Les pressions inflationnistes se traduisent généralement par un contexte de hausse des taux d’intérêt. Autrement dit, l’inflation a le même effet que les taux d’intérêt. Quand le taux d’inflation augmente, le prix d’une obligation tend à diminuer, puisqu’elle ne verse peut-être pas suffisamment d’intérêts pour garder une longueur d’avance sur l’inflation. Rappelez-vous que le taux nominal d’une obligation à taux fixe demeure généralement inchangé pour toute la durée de celle-ci.

Plus l’échéance d’une obligation est éloignée, plus il y a de risques que l’inflation augmente rapidement à un moment donné et exerce une pression à la baisse sur le prix de l’obligation. C’est d’ailleurs l’une des raisons pour lesquelles les obligations à long terme offrent des taux d’intérêt un peu plus élevés : elles doivent le faire pour attirer les investisseurs qui, autrement, pourraient craindre une montée du taux d’inflation. Il s’agit d’un des principaux risques que vous assumez lorsque vous acceptez de bloquer votre argent pendant une période de, disons, 30 ans.

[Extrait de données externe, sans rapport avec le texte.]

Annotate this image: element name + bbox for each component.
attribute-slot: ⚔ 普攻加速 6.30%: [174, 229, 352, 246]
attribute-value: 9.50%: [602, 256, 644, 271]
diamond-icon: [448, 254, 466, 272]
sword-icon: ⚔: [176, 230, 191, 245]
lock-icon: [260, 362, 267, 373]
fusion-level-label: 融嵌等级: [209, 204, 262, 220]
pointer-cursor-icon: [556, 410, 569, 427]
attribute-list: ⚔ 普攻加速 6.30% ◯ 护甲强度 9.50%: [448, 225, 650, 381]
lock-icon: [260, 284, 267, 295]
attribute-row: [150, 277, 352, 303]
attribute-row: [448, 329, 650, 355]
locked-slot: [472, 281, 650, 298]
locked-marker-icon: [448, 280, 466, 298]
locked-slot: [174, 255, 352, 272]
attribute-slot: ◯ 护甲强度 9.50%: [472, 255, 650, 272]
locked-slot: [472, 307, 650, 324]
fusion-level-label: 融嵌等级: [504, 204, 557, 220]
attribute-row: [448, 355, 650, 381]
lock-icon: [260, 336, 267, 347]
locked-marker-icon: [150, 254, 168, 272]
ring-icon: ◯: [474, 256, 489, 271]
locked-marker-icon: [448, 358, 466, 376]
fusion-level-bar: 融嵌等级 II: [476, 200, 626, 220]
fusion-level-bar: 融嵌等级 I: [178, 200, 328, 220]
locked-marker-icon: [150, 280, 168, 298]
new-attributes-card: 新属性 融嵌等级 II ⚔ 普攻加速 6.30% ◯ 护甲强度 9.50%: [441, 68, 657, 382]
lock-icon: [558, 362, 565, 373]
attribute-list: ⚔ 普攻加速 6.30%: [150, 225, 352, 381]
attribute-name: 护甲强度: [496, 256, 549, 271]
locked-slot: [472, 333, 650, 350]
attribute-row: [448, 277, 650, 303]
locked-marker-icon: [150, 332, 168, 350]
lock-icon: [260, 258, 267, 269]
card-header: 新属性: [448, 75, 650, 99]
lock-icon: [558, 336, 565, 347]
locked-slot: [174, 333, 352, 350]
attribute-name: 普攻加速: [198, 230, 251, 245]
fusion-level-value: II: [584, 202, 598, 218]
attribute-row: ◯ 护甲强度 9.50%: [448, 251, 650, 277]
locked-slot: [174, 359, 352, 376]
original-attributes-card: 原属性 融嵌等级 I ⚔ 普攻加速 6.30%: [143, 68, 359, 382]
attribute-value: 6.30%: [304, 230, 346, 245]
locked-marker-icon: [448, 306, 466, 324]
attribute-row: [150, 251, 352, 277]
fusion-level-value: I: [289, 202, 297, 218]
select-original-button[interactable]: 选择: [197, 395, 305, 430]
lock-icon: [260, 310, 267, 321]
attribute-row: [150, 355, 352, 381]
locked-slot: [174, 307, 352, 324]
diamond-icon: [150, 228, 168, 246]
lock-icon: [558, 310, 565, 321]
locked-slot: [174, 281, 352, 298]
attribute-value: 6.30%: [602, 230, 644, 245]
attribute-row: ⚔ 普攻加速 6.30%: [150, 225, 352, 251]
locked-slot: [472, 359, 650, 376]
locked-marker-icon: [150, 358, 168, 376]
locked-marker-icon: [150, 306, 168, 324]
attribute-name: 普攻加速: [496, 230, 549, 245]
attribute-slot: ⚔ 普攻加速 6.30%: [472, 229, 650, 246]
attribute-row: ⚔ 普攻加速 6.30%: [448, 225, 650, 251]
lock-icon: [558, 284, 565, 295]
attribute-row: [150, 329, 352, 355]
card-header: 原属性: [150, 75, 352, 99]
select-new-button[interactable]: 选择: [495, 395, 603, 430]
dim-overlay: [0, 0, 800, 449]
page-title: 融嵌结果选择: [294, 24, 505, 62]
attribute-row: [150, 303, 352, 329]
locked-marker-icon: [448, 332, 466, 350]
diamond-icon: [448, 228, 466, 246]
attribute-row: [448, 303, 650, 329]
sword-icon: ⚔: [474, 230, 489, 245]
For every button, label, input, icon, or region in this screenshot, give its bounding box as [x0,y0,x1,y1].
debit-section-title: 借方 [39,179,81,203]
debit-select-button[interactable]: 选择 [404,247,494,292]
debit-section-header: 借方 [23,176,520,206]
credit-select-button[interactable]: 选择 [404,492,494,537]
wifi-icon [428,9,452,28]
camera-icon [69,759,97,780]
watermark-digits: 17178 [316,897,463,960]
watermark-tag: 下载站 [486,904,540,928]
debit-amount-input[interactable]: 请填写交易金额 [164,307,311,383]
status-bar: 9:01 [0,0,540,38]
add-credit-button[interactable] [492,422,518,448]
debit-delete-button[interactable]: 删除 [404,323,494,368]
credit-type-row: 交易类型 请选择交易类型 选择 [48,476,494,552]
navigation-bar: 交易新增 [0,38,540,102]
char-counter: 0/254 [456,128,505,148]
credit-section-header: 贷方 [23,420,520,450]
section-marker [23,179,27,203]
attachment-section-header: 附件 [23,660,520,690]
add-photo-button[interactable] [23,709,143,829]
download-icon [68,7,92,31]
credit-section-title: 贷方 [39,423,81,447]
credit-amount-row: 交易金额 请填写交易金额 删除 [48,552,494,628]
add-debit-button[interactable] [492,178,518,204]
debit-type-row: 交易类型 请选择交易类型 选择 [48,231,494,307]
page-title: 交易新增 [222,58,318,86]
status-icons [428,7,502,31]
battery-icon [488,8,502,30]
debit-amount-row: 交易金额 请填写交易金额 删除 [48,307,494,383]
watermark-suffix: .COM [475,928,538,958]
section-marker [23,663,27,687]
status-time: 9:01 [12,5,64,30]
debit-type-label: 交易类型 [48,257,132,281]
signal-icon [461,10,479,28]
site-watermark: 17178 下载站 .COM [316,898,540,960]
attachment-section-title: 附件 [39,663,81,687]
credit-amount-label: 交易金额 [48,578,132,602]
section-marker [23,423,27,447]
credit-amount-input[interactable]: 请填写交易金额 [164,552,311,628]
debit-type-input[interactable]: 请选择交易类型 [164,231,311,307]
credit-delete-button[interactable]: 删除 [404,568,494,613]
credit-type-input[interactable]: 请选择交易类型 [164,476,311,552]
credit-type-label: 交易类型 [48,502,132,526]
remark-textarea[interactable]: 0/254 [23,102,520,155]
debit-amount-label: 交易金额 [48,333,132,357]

Réduire la confusion entourant le prix des obligations

L’établissement du prix d’une obligation implique de nombreux facteurs, mais la détermination de ce prix peut être encore plus complexe en raison de la façon dont les obligations sont négociées. En effet, les actions sont négociées tout au long de la journée; il est donc plus facile pour les investisseurs de connaître rapidement le prix que les autres investisseurs sont actuellement prêts à payer pour souscrire une action. En ce qui concerne les obligations, la situation est rarement aussi simple.

Les prix indiqués sur les relevés ne correspondent pas nécessairement à ceux que vous avez payés

Pour de nombreux titres à revenu fixe, notamment ceux qui ne sont pas négociés activement, le prix qui est inscrit sur un relevé découle des calculs des fournisseurs de prix du secteur plutôt que du dernier cours de négociation (comme dans le cas des actions).

Le prix dérivé tient compte de différents facteurs comme le taux nominal, l’échéance et la cote de crédit. Il est également fondé sur d’importants blocs de négociation. Mais il pourrait ne pas prendre en considération chacun des facteurs susceptibles d’influer sur le prix qui vous serait offert si vous tentiez de vendre l’obligation.

La fixation du prix dérivé est répandue dans l’ensemble du secteur.

Peu d’obligations sont inscrites en bourse

Dans la plupart des cas, les obligations ne sont pas inscrites à la cote d’une bourse. Parmi les centaines de milliers d’obligations qui sont enregistrées, quelques milliers seulement sont offertes de manière générale sur une bourse au cours d’une journée donnée. Ces obligations seront assorties d’un prix offert, c’est-à-dire le prix que le courtier demande à l’investisseur. Les obligations du gouvernement du Canada et de sociétés comportent aussi fréquemment un cours acheteur, qui correspond au prix que les investisseurs recevraient s’ils les vendaient. Le cours acheteur du courtier est rarement indiqué pour les obligations moins liquides, comme les obligations provinciales.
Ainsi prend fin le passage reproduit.